Приподняв резинку над вдавлинкой, залегшей поперек, я открываю белизну ягодиц, стиснутых стыдом. Я исцеловываю их кругом.
— С ума сошел?.. Алеша?!
Я снимаю отмывшийся в ручье резиновый сапог, на рубчатой подошве оттиснуто Made in Poland, стягиваю штанину, нога теперь вся голая, не считая грязно-белого носка с черной пяткой.
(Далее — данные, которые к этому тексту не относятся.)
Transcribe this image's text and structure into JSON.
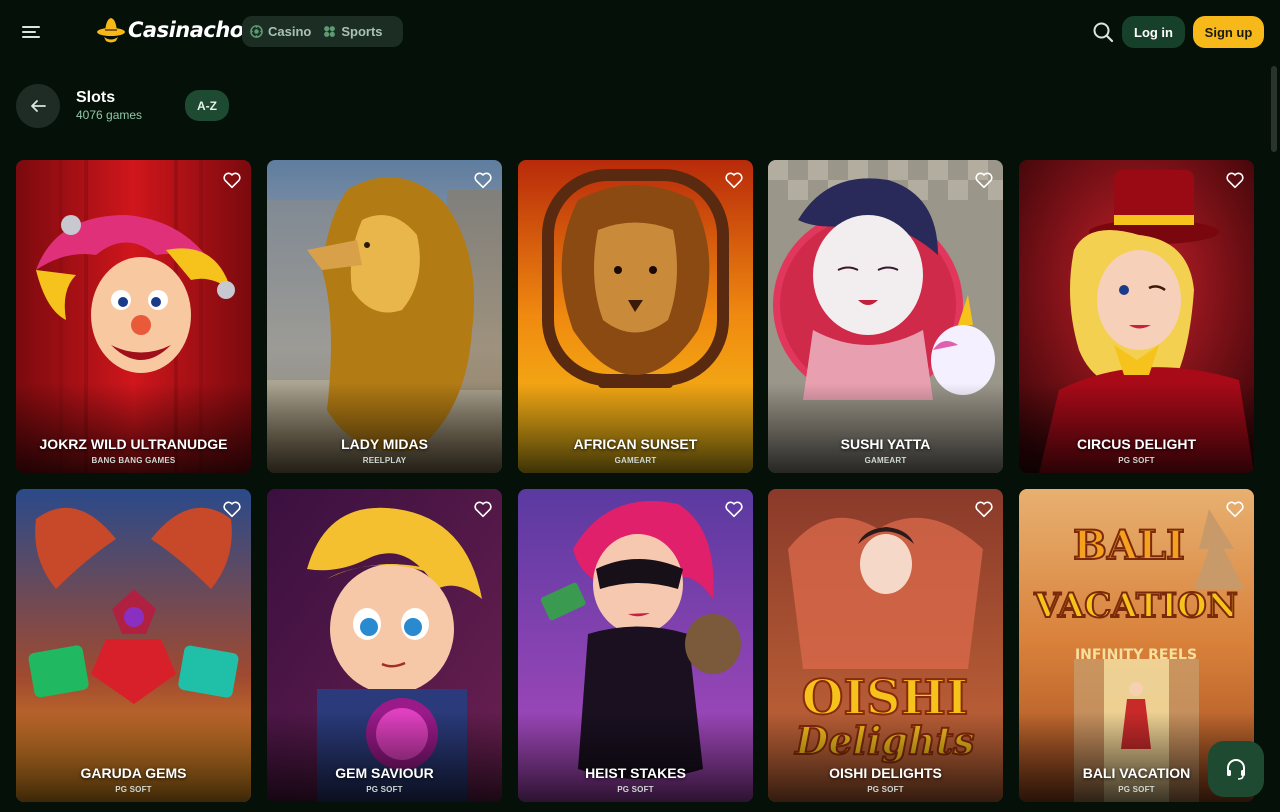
{
  "header": {
    "logo_text": "Casinacho",
    "nav": [
      {
        "label": "Casino",
        "icon": "casino-chip-icon"
      },
      {
        "label": "Sports",
        "icon": "sports-ball-icon"
      }
    ],
    "login_label": "Log in",
    "signup_label": "Sign up"
  },
  "section": {
    "title": "Slots",
    "count": "4076 games",
    "sort_label": "A-Z"
  },
  "games": [
    {
      "title": "JOKRZ WILD ULTRANUDGE",
      "provider": "BANG BANG GAMES",
      "art": "jester"
    },
    {
      "title": "LADY MIDAS",
      "provider": "REELPLAY",
      "art": "lion-gold"
    },
    {
      "title": "AFRICAN SUNSET",
      "provider": "GAMEART",
      "art": "lion-sunset"
    },
    {
      "title": "SUSHI YATTA",
      "provider": "GAMEART",
      "art": "geisha"
    },
    {
      "title": "CIRCUS DELIGHT",
      "provider": "PG SOFT",
      "art": "circus"
    },
    {
      "title": "GARUDA GEMS",
      "provider": "PG SOFT",
      "art": "gems"
    },
    {
      "title": "GEM SAVIOUR",
      "provider": "PG SOFT",
      "art": "hero"
    },
    {
      "title": "HEIST STAKES",
      "provider": "PG SOFT",
      "art": "heist"
    },
    {
      "title": "OISHI DELIGHTS",
      "provider": "PG SOFT",
      "art": "oishi"
    },
    {
      "title": "BALI VACATION",
      "provider": "PG SOFT",
      "art": "bali"
    }
  ],
  "art_text": {
    "oishi": "OISHI Delights",
    "bali": "BALI VACATION",
    "bali_sub": "INFINITY REELS"
  },
  "colors": {
    "background": "#041008",
    "accent_green": "#1d4a31",
    "signup_yellow": "#f7b81a"
  }
}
— Алеша, мне надо с тобой серьезно поговорить, — бормочет она, принимая тем не менее взаимноудобную позу, упираясь коленями и поднимая попу, именно в этой, еще, кстати говоря, неиспробованной мной позиции, мой питерский дружок Вольф советовал мне когда-то лишать их невинности, поскольку, хотя и слывет среди ханжей непристойной, в этой позе наименее болезненно для девы, а уж Вольф знает, он Мастерса и Джонса по-английски читал… у него мама гинеколог, и вообще надо быть в сексе где-то бестиальным… Неверными руками расстегиваю «молнию», сбрасываю свою небесно-голубую куртку, обламывая ногти, расстегиваю парусиновые штаны — извлекаю. При этом резинка трусов оттягивает яйца назад. Это повышает напряжение. Высоковольтный ток гудит во мне. Белизна ее ягодиц. Темная кровь моего члена. Пульсирующая толсто кровь под моими застенчивыми пальцами. Сейчас я причиню ей боль. Я виновато исцеловываю твердь ее нагой поясницы и это пухленькое вздутие над раздвоением ягодиц. Я запрокидываюсь, гляжу на ель, на готический храм хвои, помогая себе смущенной рукой. Мне страшно, я представляю, что вдруг сейчас мою руку обагрит ее девственная кровь, и на мгновение неуместно-мрачная фантазия посещает меня (судебно-медицинский эксперт, я озабоченно склоняюсь над найденным телом девочки, полураздетой, изнасилованной, задушенной, полузасыпанной…) С досадным: «Да ой!..» ягодицы мягко толкают меня, отчего я наконец вхожу в нее, одновременно проваливаясь коленями в мох. Я схватываю ее за ягодицы, чтобы не выскользнуть, а колени утопают еще глубже, как в кошмаре, потому что двинуться нельзя, и вдруг меня как бы насаживает на кол. Нехорошее ошущение, но на мне, слава богу, сзади штаны.